Os rituais e tradições da Quaresma podem ser muito diferentes de continente para continente, de país para país e mesmo dentro de cada país, as expressões, sobretudo as da Semana Santa, podem revestir aspectos que uns consideram fidelidade à religião popular e outros apreciam-nas como folclore bizarro para turistas do insólito. Também não falta quem as denuncie como traições à pureza da fé cristã.
Certas tradições foram esquecidas, outras alteradas e são, agora, em muitos casos, objecto de investigação histórica e até de reconstrução etnográfica. Não convém esquecer que foram, por vezes, modos muito criativos de inculturação popular da fé cristã, mais ou menos ortodoxa. O mundo rural em que nasceram e se desenvolveram ou já não existe ou existe de forma tão precária, que as reconstituições parecem sobretudo trabalho de arqueologia da memória. Em algumas zonas do país, onde o clero não impôs a sua ortodoxia oficial, ainda hoje são fiéis às expressões da fé que os alimentaram durante séculos[1].
A reflexão sobre a inculturação do cristianismo tem sido, nos últimos anos, mais pensada do que realizada. Ainda recentemente se falou muito de um novo rito católico para a Amazónia, mas continua por concretizar.
A reforma litúrgica do Vaticano II teve e tem muitos méritos e virtualidades, mas talvez tenha sido demasiado “higiénica”. Preocupou-se, e bem, com a participação dos fiéis que não pode reduzir-se à tradução dos textos litúrgicos e dos regulamentos rituais. Não teve em conta que esta exige um processo de inculturação responsável e criativa que não pode realizar-se nas costas das comunidades cristãs.

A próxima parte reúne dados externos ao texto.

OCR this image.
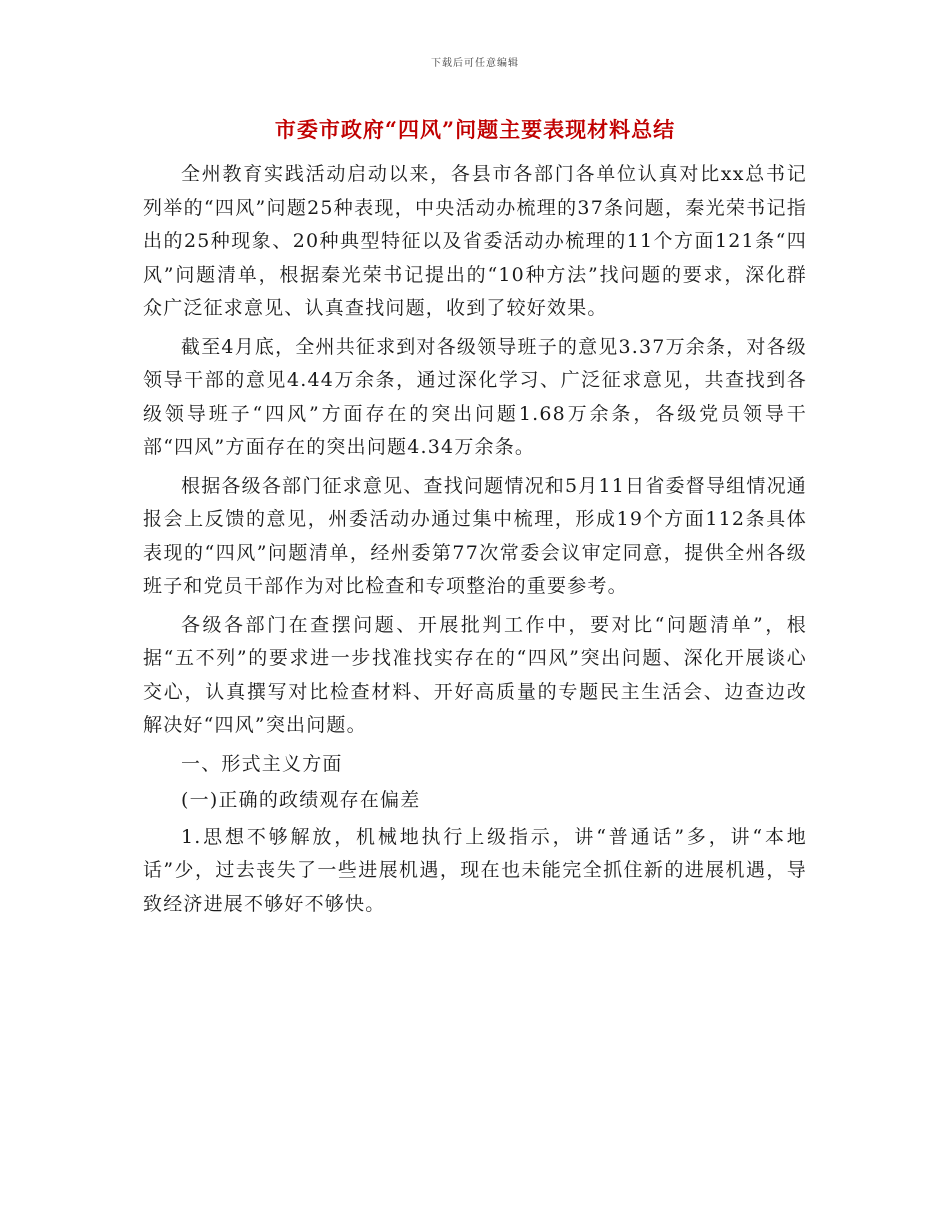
下载后可任意编辑
市委市政府“四风”问题主要表现材料总结

全州教育实践活动启动以来，各县市各部门各单位认真对比xx总书记列举的“四风”问题25种表现，中央活动办梳理的37条问题，秦光荣书记指出的25种现象、20种典型特征以及省委活动办梳理的11个方面121条“四风”问题清单，根据秦光荣书记提出的“10种方法”找问题的要求，深化群众广泛征求意见、认真查找问题，收到了较好效果。

截至4月底，全州共征求到对各级领导班子的意见3.37万余条，对各级领导干部的意见4.44万余条，通过深化学习、广泛征求意见，共查找到各级领导班子“四风”方面存在的突出问题1.68万余条，各级党员领导干部“四风”方面存在的突出问题4.34万余条。

根据各级各部门征求意见、查找问题情况和5月11日省委督导组情况通报会上反馈的意见，州委活动办通过集中梳理，形成19个方面112条具体表现的“四风”问题清单，经州委第77次常委会议审定同意，提供全州各级班子和党员干部作为对比检查和专项整治的重要参考。

各级各部门在查摆问题、开展批判工作中，要对比“问题清单”，根据“五不列”的要求进一步找准找实存在的“四风”突出问题、深化开展谈心交心，认真撰写对比检查材料、开好高质量的专题民主生活会、边查边改解决好“四风”突出问题。

一、形式主义方面

(一)正确的政绩观存在偏差

1.思想不够解放，机械地执行上级指示，讲“普通话”多，讲“本地话”少，过去丧失了一些进展机遇，现在也未能完全抓住新的进展机遇，导致经济进展不够好不够快。
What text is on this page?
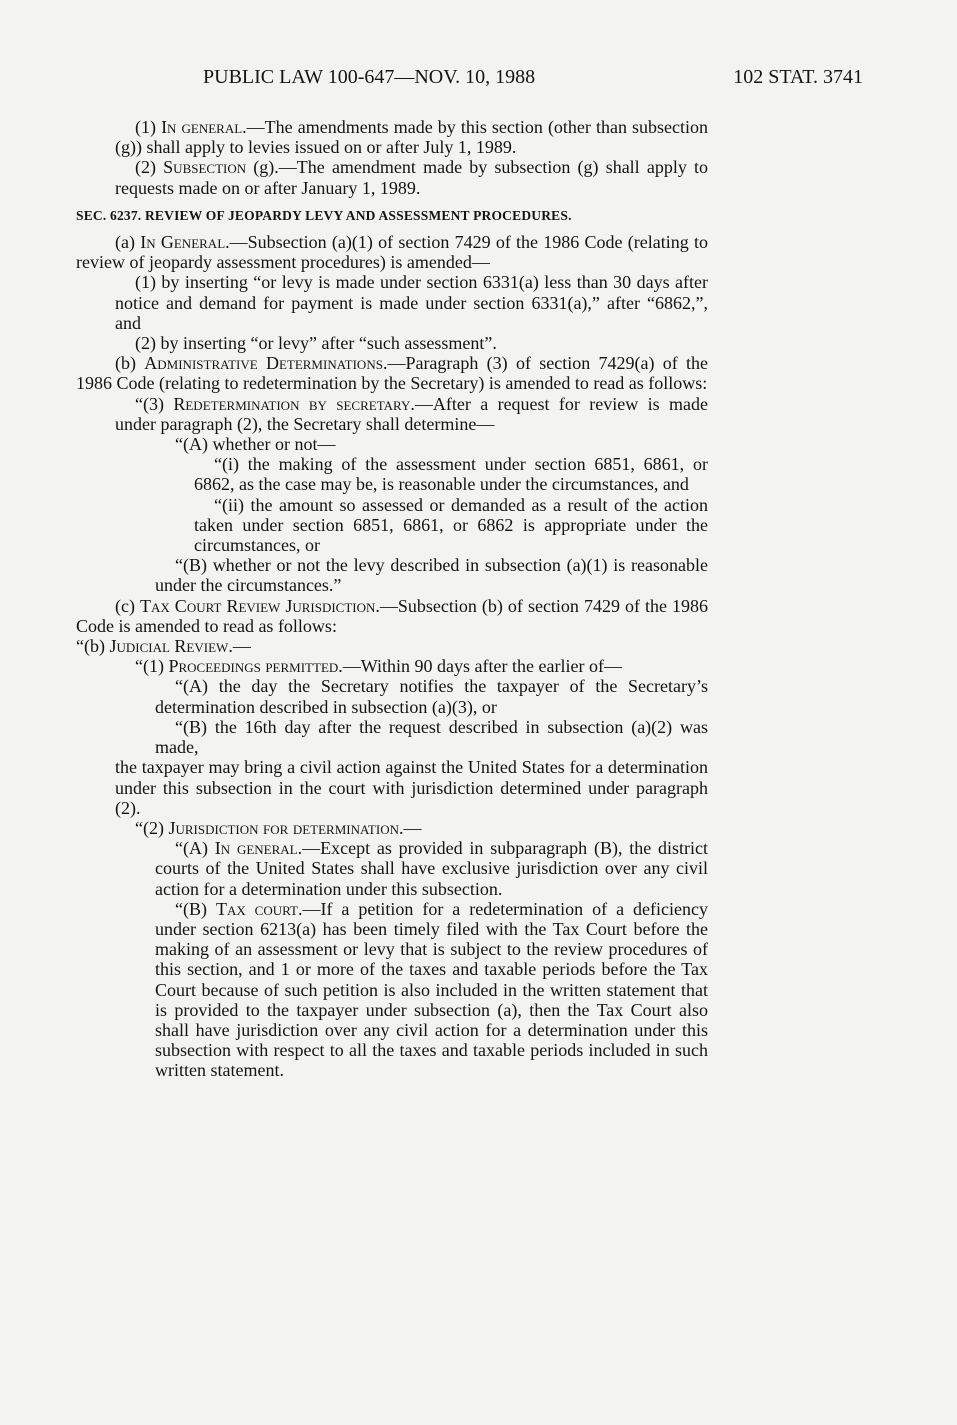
PUBLIC LAW 100-647—NOV. 10, 1988	102 STAT. 3741

(1) In general.—The amendments made by this section (other than subsection (g)) shall apply to levies issued on or after July 1, 1989.

(2) Subsection (g).—The amendment made by subsection (g) shall apply to requests made on or after January 1, 1989.

SEC. 6237. REVIEW OF JEOPARDY LEVY AND ASSESSMENT PROCEDURES.

(a) In General.—Subsection (a)(1) of section 7429 of the 1986 Code (relating to review of jeopardy assessment procedures) is amended—

(1) by inserting “or levy is made under section 6331(a) less than 30 days after notice and demand for payment is made under section 6331(a),” after “6862,”, and

(2) by inserting “or levy” after “such assessment”.

(b) Administrative Determinations.—Paragraph (3) of section 7429(a) of the 1986 Code (relating to redetermination by the Secretary) is amended to read as follows:

“(3) Redetermination by secretary.—After a request for review is made under paragraph (2), the Secretary shall determine—

“(A) whether or not—

“(i) the making of the assessment under section 6851, 6861, or 6862, as the case may be, is reasonable under the circumstances, and

“(ii) the amount so assessed or demanded as a result of the action taken under section 6851, 6861, or 6862 is appropriate under the circumstances, or

“(B) whether or not the levy described in subsection (a)(1) is reasonable under the circumstances.”

(c) Tax Court Review Jurisdiction.—Subsection (b) of section 7429 of the 1986 Code is amended to read as follows:

“(b) Judicial Review.—

“(1) Proceedings permitted.—Within 90 days after the earlier of—

“(A) the day the Secretary notifies the taxpayer of the Secretary’s determination described in subsection (a)(3), or

“(B) the 16th day after the request described in subsection (a)(2) was made,

the taxpayer may bring a civil action against the United States for a determination under this subsection in the court with jurisdiction determined under paragraph (2).

“(2) Jurisdiction for determination.—

“(A) In general.—Except as provided in subparagraph (B), the district courts of the United States shall have exclusive jurisdiction over any civil action for a determination under this subsection.

“(B) Tax court.—If a petition for a redetermination of a deficiency under section 6213(a) has been timely filed with the Tax Court before the making of an assessment or levy that is subject to the review procedures of this section, and 1 or more of the taxes and taxable periods before the Tax Court because of such petition is also included in the written statement that is provided to the taxpayer under subsection (a), then the Tax Court also shall have jurisdiction over any civil action for a determination under this subsection with respect to all the taxes and taxable periods included in such written statement.
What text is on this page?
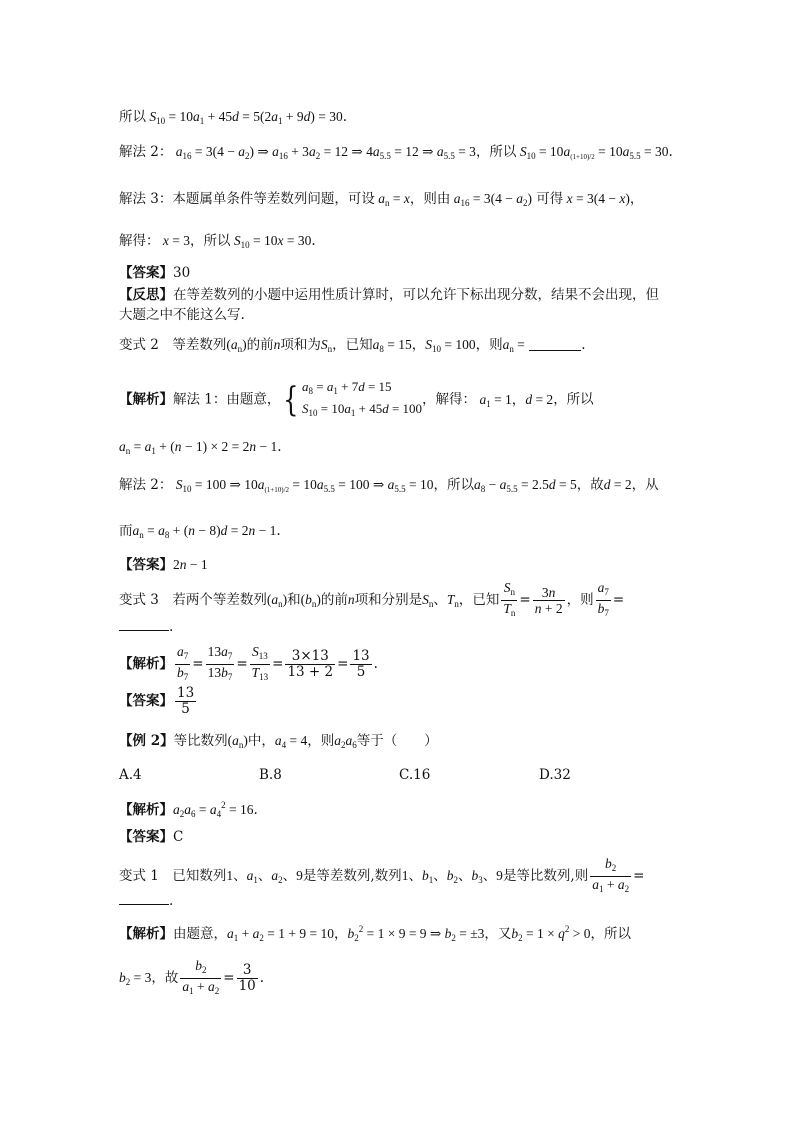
所以 $S_{10} = 10a_1 + 45d = 5(2a_1 + 9d) = 30$.
解法 2： $a_{16} = 3(4 - a_2)$ ⇒ $a_{16} + 3a_2 = 12$ ⇒ $4a_{5.5} = 12$ ⇒ $a_{5.5} = 3$，所以 $S_{10} = 10a_{(1+10)/2} = 10a_{5.5} = 30$.
解法 3：本题属单条件等差数列问题，可设 $a_n = x$，则由 $a_{16} = 3(4 - a_2)$ 可得 x = 3(4 − x)，
解得： x = 3，所以 $S_{10} = 10x = 30$.
【答案】30
【反思】在等差数列的小题中运用性质计算时，可以允许下标出现分数，结果不会出现，但
大题之中不能这么写.
变式 2　等差数列$(a_n)$的前n项和为$S_n$，已知$a_8 = 15$，$S_{10} = 100$，则$a_n$ =	.
【解析】解法 1：由题意，{ $a_8 = a_1 + 7d = 15$
$S_{10} = 10a_1 + 45d = 100$
，解得： $a_1 = 1$，d = 2，所以
$a_n = a_1 + (n - 1) \times 2 = 2n - 1$.
解法 2： $S_{10} = 100$ ⇒ $10a_{(1+10)/2} = 10a_{5.5} = 100$ ⇒ $a_{5.5} = 10$，所以$a_8 - a_{5.5} = 2.5d = 5$，故d = 2，从
而$a_n = a_8 + (n - 8)d = 2n - 1$.
【答案】2n − 1
变式 3　若两个等差数列$(a_n)$和$(b_n)$的前n项和分别是$S_n$、$T_n$，已知 $\frac{S_n}{T_n} = \frac{3n}{n + 2}$ ，则 $\frac{a_7}{b_7}$ =
.
【解析】 $\frac{a_7}{b_7} = \frac{13a_7}{13b_7} = \frac{S_{13}}{T_{13}} = \frac{3\times 13}{13 + 2} = \frac{13}{5}$ .
【答案】 $\frac{13}{5}$
【例 2】等比数列$(a_n)$中，$a_4 = 4$，则$a_2a_6$等于（　　）
A.4	B.8	C.16	D.32
【解析】$a_2a_6 = a_4^2 = 16$.
【答案】C
变式 1　已知数列1、$a_1$、$a_2$、9是等差数列,数列1、$b_1$、$b_2$、$b_3$、9是等比数列,则 $\frac{b_2}{a_1 + a_2}$ =
.
【解析】由题意，$a_1 + a_2 = 1 + 9 = 10$，$b_2^2 = 1 \times 9 = 9$ ⇒ $b_2 = \pm 3$，又$b_2 = 1 \times q^2 > 0$，所以
$b_2 = 3$，故 $\frac{b_2}{a_1 + a_2} = \frac{3}{10}$ .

A Quaresma deve ensaiar o encontro com o essencial da fé cristã e com as suas diversas expressões simbólicas e éticas de recriação da existência humana. O esquecimento da distinção prática entre o essencial e o secundário, na vida e nas expressões da fé cristã, conduz a impasses na prática pastoral, como se acaba de verificar com o sínodo da Amazónia realizado no Vaticano.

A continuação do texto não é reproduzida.